Professor Marlene Kanaan points out how Saint George is sometimes associated with the Islamic figure Khidr however the mosque's imam, Ali Bitar, argues it was named after Nabi Khodr, a companion of prophet Musa instead and that the mosque was never a Church.

Much of the mosque was demolished in the 1950s with only the southern half of the structure remaining. The interior of this section has a vaulted ceiling with an apse on its eastern end and a mihrab in the southern section. It also has an arched front door which leads to an extension of the mosque, which was completed in 1934, that has a three-arched portico in front of its northern entrance. Furthermore, a modern minaret was added in 1949 by prime minister Riad Al Solh.

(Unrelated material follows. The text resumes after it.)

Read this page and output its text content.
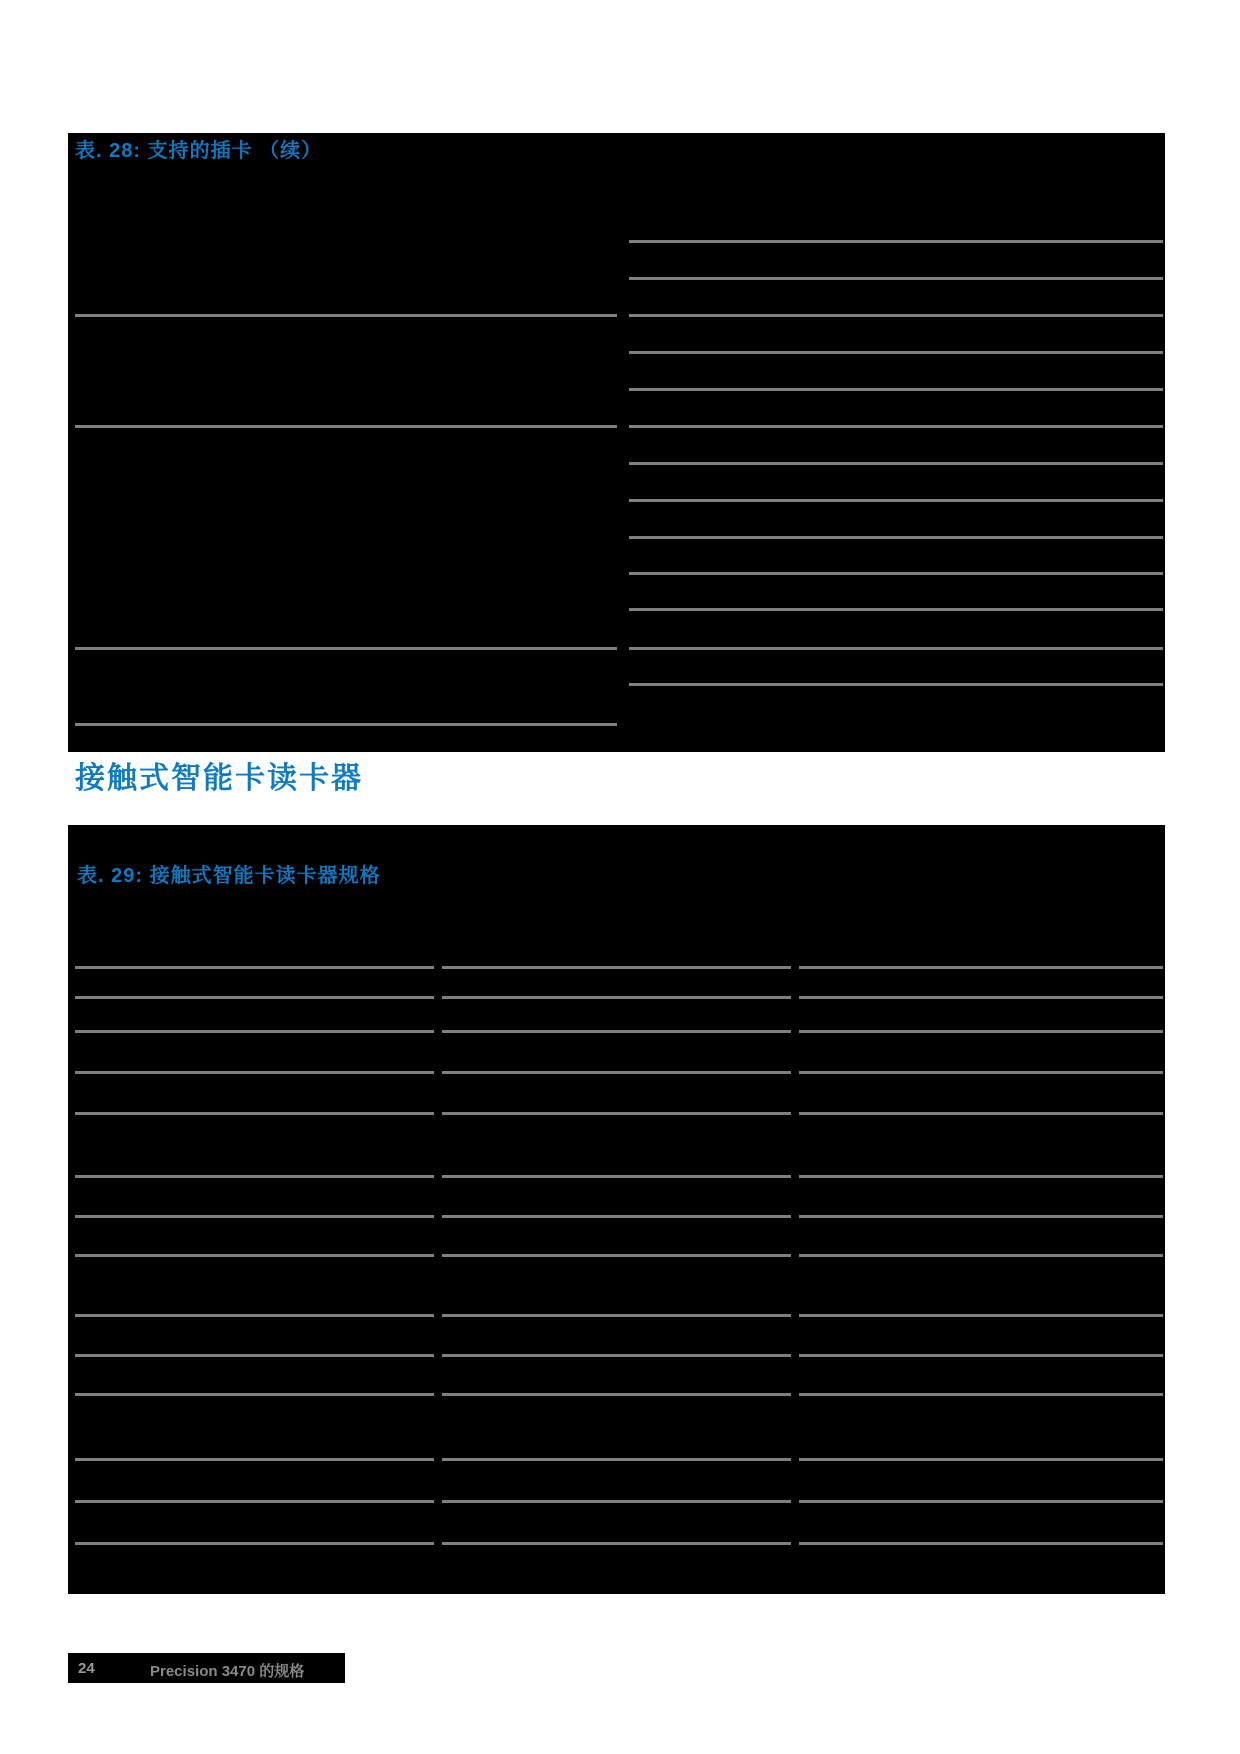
表. 28: 支持的插卡 （续）
接触式智能卡读卡器
表. 29: 接触式智能卡读卡器规格
24	Precision 3470 的规格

Today the mosque serves as a religious center for Muslims across the Beirut River and even has congregants from as far as Brummana and Jounieh as there are no mosques in those areas.

==Healing pillar and well==
A pillar given to the chapel by Saint Helen, the mother of Constantine the Great, was said to have had healing powers and people afflicted with rheumatism would touch it seeking a cure for their ailments. The pillar was removed in the 1950s by the sheikh who gave it to the waqf administration of Dar al-Fatwa and its whereabouts have been unknown since.

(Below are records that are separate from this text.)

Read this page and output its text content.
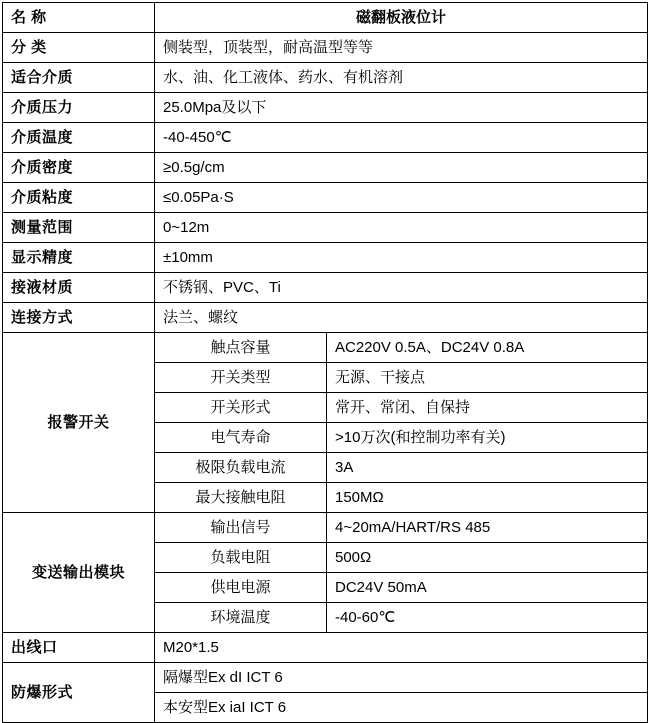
名 称	磁翻板液位计	
分 类	侧装型，顶装型，耐高温型等等	
适合介质	水、油、化工液体、药水、有机溶剂	
介质压力	25.0Mpa及以下	
介质温度	-40-450℃	
介质密度	≥0.5g/cm	
介质粘度	≤0.05Pa·S	
测量范围	0~12m	
显示精度	±10mm	
接液材质	不锈钢、PVC、Ti	
连接方式	法兰、螺纹	
报警开关	触点容量	AC220V 0.5A、DC24V 0.8A
	开关类型	无源、干接点
	开关形式	常开、常闭、自保持
	电气寿命	>10万次(和控制功率有关)
	极限负载电流	3A
	最大接触电阻	150MΩ
变送输出模块	输出信号	4~20mA/HART/RS 485
	负载电阻	500Ω
	供电电源	DC24V 50mA
	环境温度	-40-60℃
出线口	M20*1.5	
防爆形式	隔爆型Ex dI ICT 6	
	本安型Ex iaI ICT 6	
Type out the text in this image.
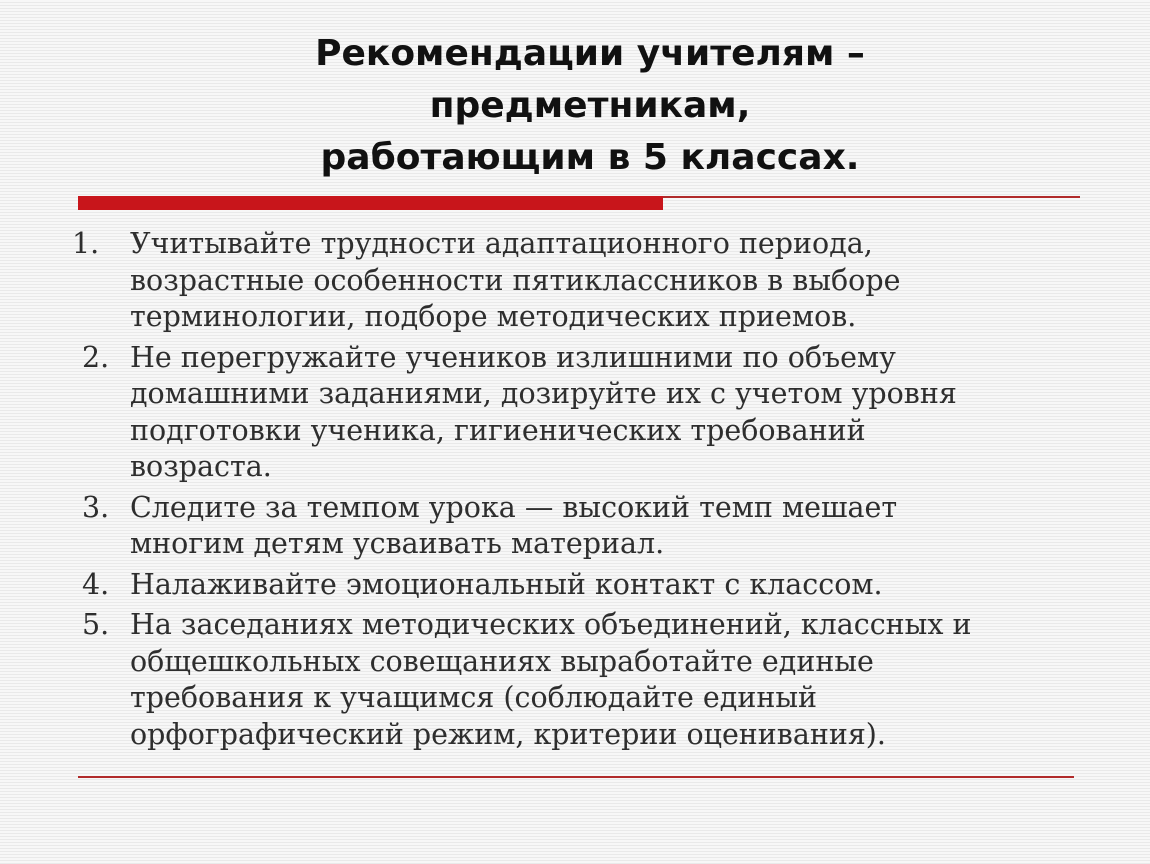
Рекомендации учителям –
предметникам,
работающим в 5 классах.
1.	Учитывайте трудности адаптационного периода,
возрастные особенности пятиклассников в выборе
терминологии, подборе методических приемов.
2. Не перегружайте учеников излишними по объему
домашними заданиями, дозируйте их с учетом уровня
подготовки ученика, гигиенических требований
возраста.
3. Следите за темпом урока — высокий темп мешает
многим детям усваивать материал.
4. Налаживайте эмоциональный контакт с классом.
5. На заседаниях методических объединений, классных и
общешкольных совещаниях выработайте единые
требования к учащимся (соблюдайте единый
орфографический режим, критерии оценивания).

The mosque used to have a 20-foot domed water well that Christians would bathe in for its alleged properties in helping with fertility. However in the 1950s, the imam of the mosque at the time, Sheikh Mohammed Rashid Khalidy had the well demolished in order to make a playground for the al-Khodor primary school as it was viewed as a potential safety hazard.

==1745 description==
The Anglican Bishop Richard Pococke visited the mosque in 1745 giving a description of it saying:

I set forward on my journey from Bayreut on the first of June, and went to the east along the side of the bay; after having traveled about a league, we came to the place where, they say, saint George killed the dragon which was about to devour the king of Bayreut’s daughter: There is a mosque on the spot, which was formerly a Greek church; near it is a well, and they say, that the dragon usually came out of the hole, which is now the mouth of it. The medieval writers say that this place was called Cappadocia. In this mosque I saw extraordinary ceremony performed on one of the Turks that was with me; who sitting down on the ground, the religious person, who had the care of the mosque, took a piece of a small marble pillar, in which, they say, there is an extraordinary virtue against all sorts of pains, and rolled it on the back of the Turk for a considerable time.